Keep the following tips in mind, so the holiday drinks you love can continue to be a part of your traditions.

  • Use a fluoride mouth rinse to flush out any bacteria left on the teeth after consuming a holiday drink.
  • Drink an 8-oz glass of water after drinking eggnog or other alcoholic or sugar-ridden beverages.
  • Limit yourself. Moderation is the key to enjoying holiday drinks without damaging teeth.
  • Carry a travel-size toothbrush and toothpaste with you to parties and events. Sneak into the bathroom to clean the teeth (and freshen your breath!)

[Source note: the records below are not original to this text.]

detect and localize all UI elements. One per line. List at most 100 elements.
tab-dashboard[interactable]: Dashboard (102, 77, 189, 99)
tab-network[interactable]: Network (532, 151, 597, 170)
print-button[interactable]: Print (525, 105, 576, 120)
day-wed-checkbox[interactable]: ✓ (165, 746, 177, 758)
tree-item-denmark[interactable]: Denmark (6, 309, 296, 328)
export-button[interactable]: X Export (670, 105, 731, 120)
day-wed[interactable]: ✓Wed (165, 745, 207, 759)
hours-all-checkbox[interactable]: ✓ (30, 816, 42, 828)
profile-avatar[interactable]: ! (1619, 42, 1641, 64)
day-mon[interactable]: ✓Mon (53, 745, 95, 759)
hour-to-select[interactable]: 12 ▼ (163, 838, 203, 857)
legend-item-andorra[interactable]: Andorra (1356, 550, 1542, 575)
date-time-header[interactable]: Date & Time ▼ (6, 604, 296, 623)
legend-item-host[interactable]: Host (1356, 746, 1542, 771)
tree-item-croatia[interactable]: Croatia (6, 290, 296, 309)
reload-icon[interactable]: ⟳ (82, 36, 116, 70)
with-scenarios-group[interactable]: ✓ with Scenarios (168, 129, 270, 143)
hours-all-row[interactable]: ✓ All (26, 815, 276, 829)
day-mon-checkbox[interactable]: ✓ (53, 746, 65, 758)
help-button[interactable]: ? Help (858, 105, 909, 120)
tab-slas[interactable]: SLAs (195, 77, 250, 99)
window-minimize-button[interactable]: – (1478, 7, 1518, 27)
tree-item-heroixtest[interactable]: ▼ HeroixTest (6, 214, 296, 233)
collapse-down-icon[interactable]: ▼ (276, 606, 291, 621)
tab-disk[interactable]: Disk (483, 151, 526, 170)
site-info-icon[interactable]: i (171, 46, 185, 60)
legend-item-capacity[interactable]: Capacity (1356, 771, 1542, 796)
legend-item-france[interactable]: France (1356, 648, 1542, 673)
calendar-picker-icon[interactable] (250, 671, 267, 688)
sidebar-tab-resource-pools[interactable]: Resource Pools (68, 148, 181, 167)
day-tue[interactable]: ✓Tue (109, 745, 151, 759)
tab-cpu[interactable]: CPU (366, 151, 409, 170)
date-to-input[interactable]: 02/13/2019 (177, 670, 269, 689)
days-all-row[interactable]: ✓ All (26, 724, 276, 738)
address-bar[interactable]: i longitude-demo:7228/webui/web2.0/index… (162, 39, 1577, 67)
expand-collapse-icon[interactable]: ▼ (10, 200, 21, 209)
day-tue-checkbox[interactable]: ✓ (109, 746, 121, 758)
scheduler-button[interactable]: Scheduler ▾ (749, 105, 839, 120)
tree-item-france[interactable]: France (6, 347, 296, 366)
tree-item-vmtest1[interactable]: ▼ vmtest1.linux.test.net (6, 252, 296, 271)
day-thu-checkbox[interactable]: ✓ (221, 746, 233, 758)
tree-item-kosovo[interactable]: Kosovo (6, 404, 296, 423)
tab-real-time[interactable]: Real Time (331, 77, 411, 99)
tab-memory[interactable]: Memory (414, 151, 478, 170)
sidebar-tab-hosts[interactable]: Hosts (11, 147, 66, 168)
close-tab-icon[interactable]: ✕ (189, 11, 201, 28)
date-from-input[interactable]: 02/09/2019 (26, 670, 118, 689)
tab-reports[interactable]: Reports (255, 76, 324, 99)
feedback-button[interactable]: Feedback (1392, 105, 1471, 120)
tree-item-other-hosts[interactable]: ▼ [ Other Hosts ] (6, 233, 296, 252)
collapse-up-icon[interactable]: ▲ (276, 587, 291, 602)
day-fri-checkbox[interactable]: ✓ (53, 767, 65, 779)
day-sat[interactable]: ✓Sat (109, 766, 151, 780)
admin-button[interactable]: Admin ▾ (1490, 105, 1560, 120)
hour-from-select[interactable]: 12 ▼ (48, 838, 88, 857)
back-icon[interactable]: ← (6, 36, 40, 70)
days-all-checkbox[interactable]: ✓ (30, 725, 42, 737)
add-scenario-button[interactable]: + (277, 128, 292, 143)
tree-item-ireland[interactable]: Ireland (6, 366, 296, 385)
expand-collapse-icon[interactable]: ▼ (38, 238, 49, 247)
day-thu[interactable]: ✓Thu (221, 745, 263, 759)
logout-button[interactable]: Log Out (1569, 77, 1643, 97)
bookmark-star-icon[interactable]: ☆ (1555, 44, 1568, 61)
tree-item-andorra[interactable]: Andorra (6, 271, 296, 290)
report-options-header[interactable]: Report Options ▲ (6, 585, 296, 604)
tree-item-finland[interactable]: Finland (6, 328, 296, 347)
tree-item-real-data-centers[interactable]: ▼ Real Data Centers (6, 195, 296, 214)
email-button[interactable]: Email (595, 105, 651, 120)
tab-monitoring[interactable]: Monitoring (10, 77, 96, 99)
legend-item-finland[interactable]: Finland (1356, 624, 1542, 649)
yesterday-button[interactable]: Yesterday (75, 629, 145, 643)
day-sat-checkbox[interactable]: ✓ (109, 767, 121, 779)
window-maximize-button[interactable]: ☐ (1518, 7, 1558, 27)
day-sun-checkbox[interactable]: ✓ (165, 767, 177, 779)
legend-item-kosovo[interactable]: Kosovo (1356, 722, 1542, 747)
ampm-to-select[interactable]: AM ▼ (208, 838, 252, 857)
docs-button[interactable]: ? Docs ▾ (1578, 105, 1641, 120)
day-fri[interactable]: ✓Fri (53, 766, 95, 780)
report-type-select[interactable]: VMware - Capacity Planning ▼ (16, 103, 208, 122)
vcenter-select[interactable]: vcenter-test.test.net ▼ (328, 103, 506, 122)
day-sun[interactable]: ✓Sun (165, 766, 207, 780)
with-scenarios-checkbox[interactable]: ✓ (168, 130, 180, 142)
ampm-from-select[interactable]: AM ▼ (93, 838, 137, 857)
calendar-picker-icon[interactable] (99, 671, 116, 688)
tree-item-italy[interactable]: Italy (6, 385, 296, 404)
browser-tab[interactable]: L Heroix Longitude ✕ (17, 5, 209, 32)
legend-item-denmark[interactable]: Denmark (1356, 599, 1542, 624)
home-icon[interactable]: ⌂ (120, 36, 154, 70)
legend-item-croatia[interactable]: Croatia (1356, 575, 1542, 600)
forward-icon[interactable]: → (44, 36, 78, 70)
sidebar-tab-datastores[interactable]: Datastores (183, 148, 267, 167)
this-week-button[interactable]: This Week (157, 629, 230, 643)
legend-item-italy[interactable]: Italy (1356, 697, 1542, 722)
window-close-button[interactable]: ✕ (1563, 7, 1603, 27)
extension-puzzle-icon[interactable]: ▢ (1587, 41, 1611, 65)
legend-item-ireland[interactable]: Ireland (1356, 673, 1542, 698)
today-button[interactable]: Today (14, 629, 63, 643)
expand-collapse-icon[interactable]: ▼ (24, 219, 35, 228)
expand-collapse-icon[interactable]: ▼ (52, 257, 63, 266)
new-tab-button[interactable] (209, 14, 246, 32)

The Do Not Consume Holiday Drink List

If your dentist had his way, many holiday favorites wouldn’t be on your drink list at all. These drinks contain dairy, sugar, and/or alcohol that’s destructive to the teeth. Drinks on the dentists ‘do not drink’ list include:


Bourbon is eggnog’s bestie, but it’s your mouth’s enemy. Bourbon dries the mouth. This creates a prime environment for bad breath, gum disease, and tooth decay.

Citrus Fruits & Juices

Citrus fruits and juices benefit your general health, but not the case for your dental health. Citrus fruit drinks are a big part of many holiday celebrations. They’re tasty when blended into a delicious Margarita or other favorite beverages, like a tasty tea. Oranges and limes erode tooth enamel. The acids in citrus drinks also cause increased tooth sensitivity and pain.


Although not a holiday-specific drink, coffee is also on the ‘minimalist’ list. Holidays increase stress levels, and many people don’t get enough sleep. They drink more coffee to stay awake, focused, and energized. Caffeinated drinks increase the mouth’s salivary flow, leaving more sugar and food to breed on the teeth and gums.


Consuming large amounts of red or white wine damages the teeth. Red wine may stain the teeth while white wine causes stains to become more prominent.


Eggnog is one of those Christmas traditions people have enjoyed for decades. It’s also one of the worst for your teeth because it contains sugar, alcohol, and dairy. Dairy proteins quickly form into odorous sulfur compounds caused by oral bacteria. Sugar feeds the bacteria, causes dry mouth, and increased tooth decay risk. Is drinking eggnog worth the risks it causes your dental health?

Hot Chocolate

Kids love hot chocolate as much as an adult on a cold winter morning. But, hot chocolate has a high sugar content that increases the risk of tooth decay and high dairy content that may cause bad breath.